While Katrine enjoyed life on two wheels I dropped off the car at the rental company and sourced an Über to take me home. A petite middle aged woman picked me up in a BYD. The electric car was perfect for the stop-and-go traffic and the steep streets in the outer barrios. My talkative chauffeur made it an enjoyable drive through town.

Our last day in Mexico City was primarily spent packing and preparing. We had a few errands that took us to the neighboring barrio, Lomas de San Bernabé. It seemed to be a rougher neighborhood than Lomas de La Era. There was plenty to look at as we walked around.

In the end we stayed with Garry and Ivonne for 9 days. We could easily have spent much more time in the city but we were getting restless.

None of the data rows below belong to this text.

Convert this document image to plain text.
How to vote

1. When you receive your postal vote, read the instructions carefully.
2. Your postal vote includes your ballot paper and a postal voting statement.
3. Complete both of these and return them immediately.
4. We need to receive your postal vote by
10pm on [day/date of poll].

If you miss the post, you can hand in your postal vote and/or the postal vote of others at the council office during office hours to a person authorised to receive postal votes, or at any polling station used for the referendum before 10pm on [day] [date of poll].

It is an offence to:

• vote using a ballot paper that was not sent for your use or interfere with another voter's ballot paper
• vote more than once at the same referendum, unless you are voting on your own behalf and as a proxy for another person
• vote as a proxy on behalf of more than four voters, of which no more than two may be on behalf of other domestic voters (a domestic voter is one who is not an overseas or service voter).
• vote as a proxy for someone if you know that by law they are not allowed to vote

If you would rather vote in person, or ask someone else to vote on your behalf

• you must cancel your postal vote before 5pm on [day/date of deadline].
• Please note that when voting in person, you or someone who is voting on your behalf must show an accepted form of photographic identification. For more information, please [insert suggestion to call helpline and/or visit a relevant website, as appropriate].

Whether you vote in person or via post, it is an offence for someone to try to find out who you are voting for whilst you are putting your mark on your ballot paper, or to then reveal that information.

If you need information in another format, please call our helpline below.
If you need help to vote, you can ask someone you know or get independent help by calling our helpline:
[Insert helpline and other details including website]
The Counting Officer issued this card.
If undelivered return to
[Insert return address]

It was time to move on.

After a robust breakfast we said our goodbyes and dived into Mexico City’s traffic for the last time. After about an hour houses were replaced with fields and lakes.
We were following a recommended route that would take us through a mountain pass between the volcanos Popocatépetl and Iztaccihuatl – respectively the 2nd and 3rd highest mountains in the country. Besides that Popocatépetl is one of the most active volcanoes in Mexico and the most famous, having had more than 15 major eruptions since the arrival of the Spanish in 1519.

Before we embarked on the mountain pass in earnest we stopped for lunch at a roadside restaurant with a view. The ride up the pass was nothing short of spectacular. Great roads with no traffic and amazing views.
The tarmac stopped as we crested the pass at 3.700 meters. The next 17 kilometers put Katrine’s ride skills to the test. The road wasn’t too steep and well maintained in most places. What challenged Katrine was the top layer of fine almost dust like sand (probably from the volcano). In some places it was rather deep and made the bike move laterally. Katrine is not comfortable with that. In the end she managed the descent without dropping the bike and she counted that a victory.

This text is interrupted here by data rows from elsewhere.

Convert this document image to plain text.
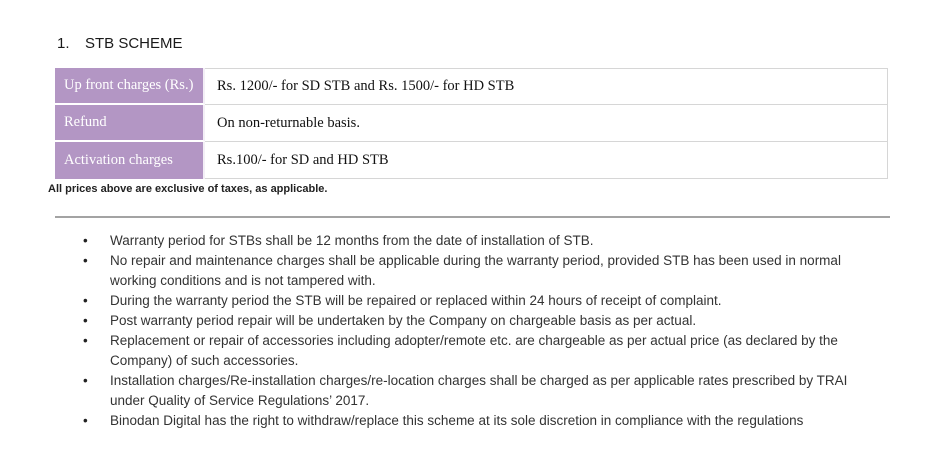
1.	STB SCHEME
Up front charges (Rs.)	Rs. 1200/- for SD STB and Rs. 1500/- for HD STB
Refund	On non-returnable basis.
Activation charges	Rs.100/- for SD and HD STB
All prices above are exclusive of taxes, as applicable.
• Warranty period for STBs shall be 12 months from the date of installation of STB.
• No repair and maintenance charges shall be applicable during the warranty period, provided STB has been used in normal working conditions and is not tampered with.
• During the warranty period the STB will be repaired or replaced within 24 hours of receipt of complaint.
• Post warranty period repair will be undertaken by the Company on chargeable basis as per actual.
• Replacement or repair of accessories including adopter/remote etc. are chargeable as per actual price (as declared by the Company) of such accessories.
• Installation charges/Re-installation charges/re-location charges shall be charged as per applicable rates prescribed by TRAI under Quality of Service Regulations’ 2017.
• Binodan Digital has the right to withdraw/replace this scheme at its sole discretion in compliance with the regulations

Riding at low speed on the dirt road Katrine noticed the fan on her bike kicking in from time to time (like it should). She wasn’t 100% sure, but she thought it was the first time in weeks that the fan on her bike had been activated. I have a sneaky suspicion that we have found the culprit to the overheating and oil consumption:  A bad connection to the fan, maybe a plug not properly connected, that has been fixed after RCM fiddled with the bike. We’ll continue to keep an eye on things.

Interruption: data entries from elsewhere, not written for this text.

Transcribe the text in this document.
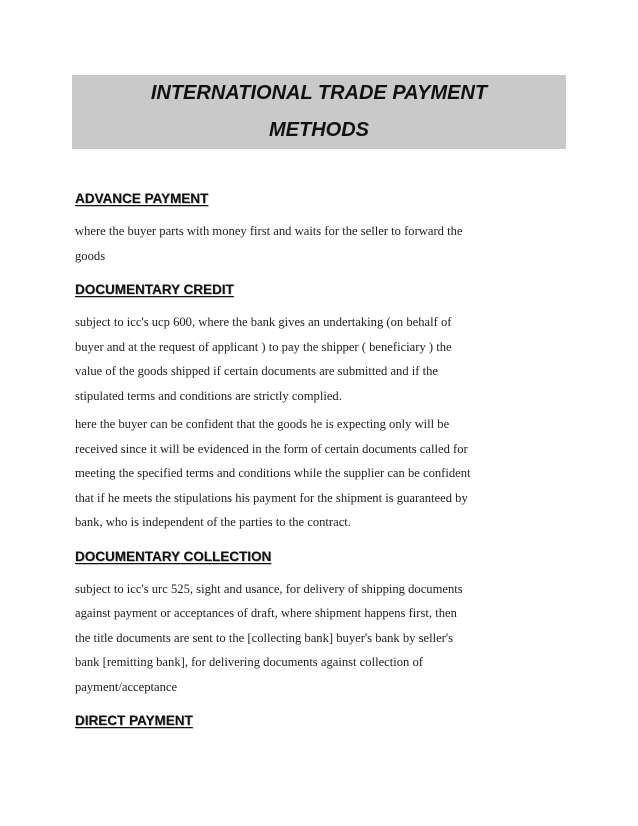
INTERNATIONAL TRADE PAYMENT
METHODS
ADVANCE PAYMENT

where the buyer parts with money first and waits for the seller to forward the
goods

DOCUMENTARY CREDIT

subject to icc's ucp 600, where the bank gives an undertaking (on behalf of
buyer and at the request of applicant ) to pay the shipper ( beneficiary ) the
value of the goods shipped if certain documents are submitted and if the
stipulated terms and conditions are strictly complied.

here the buyer can be confident that the goods he is expecting only will be
received since it will be evidenced in the form of certain documents called for
meeting the specified terms and conditions while the supplier can be confident
that if he meets the stipulations his payment for the shipment is guaranteed by
bank, who is independent of the parties to the contract.

DOCUMENTARY COLLECTION

subject to icc's urc 525, sight and usance, for delivery of shipping documents
against payment or acceptances of draft, where shipment happens first, then
the title documents are sent to the [collecting bank] buyer's bank by seller's
bank [remitting bank], for delivering documents against collection of
payment/acceptance

DIRECT PAYMENT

Down from the pass we soon reached Cholula. The town is built around Tlachihualtepetl, the world’s biggest pyramide. The pyramide is only partially excavated and looks more like a giant hill with a 16th-century Spanish church on top. We circumvented the Pyramid as closely as possible on the bikes. It was an impressive sight.

From Cholula it was only a short ride to Puebla where we had booked a room in an old colonial building downtown. As soon as we entered the city we liked it. It appeared cleaner and better maintained than any other we had seen in Mexico so far.

At the gate to our accommodation, we were greeted by a security guard. He unlocked the gate and let us in when presented with our booking confirmation. We parked the bikes inside the gate in the courtyard below our room.

In the evening we went for a walk in search of supplies and dinner. It confirmed our initial positive impression of the city. It had a nice vibe and everything we needed for a comfortable stay. A notable absence of pitiable street dogs was an added bonus.
We liked the place so much that we decided to stay for a few days.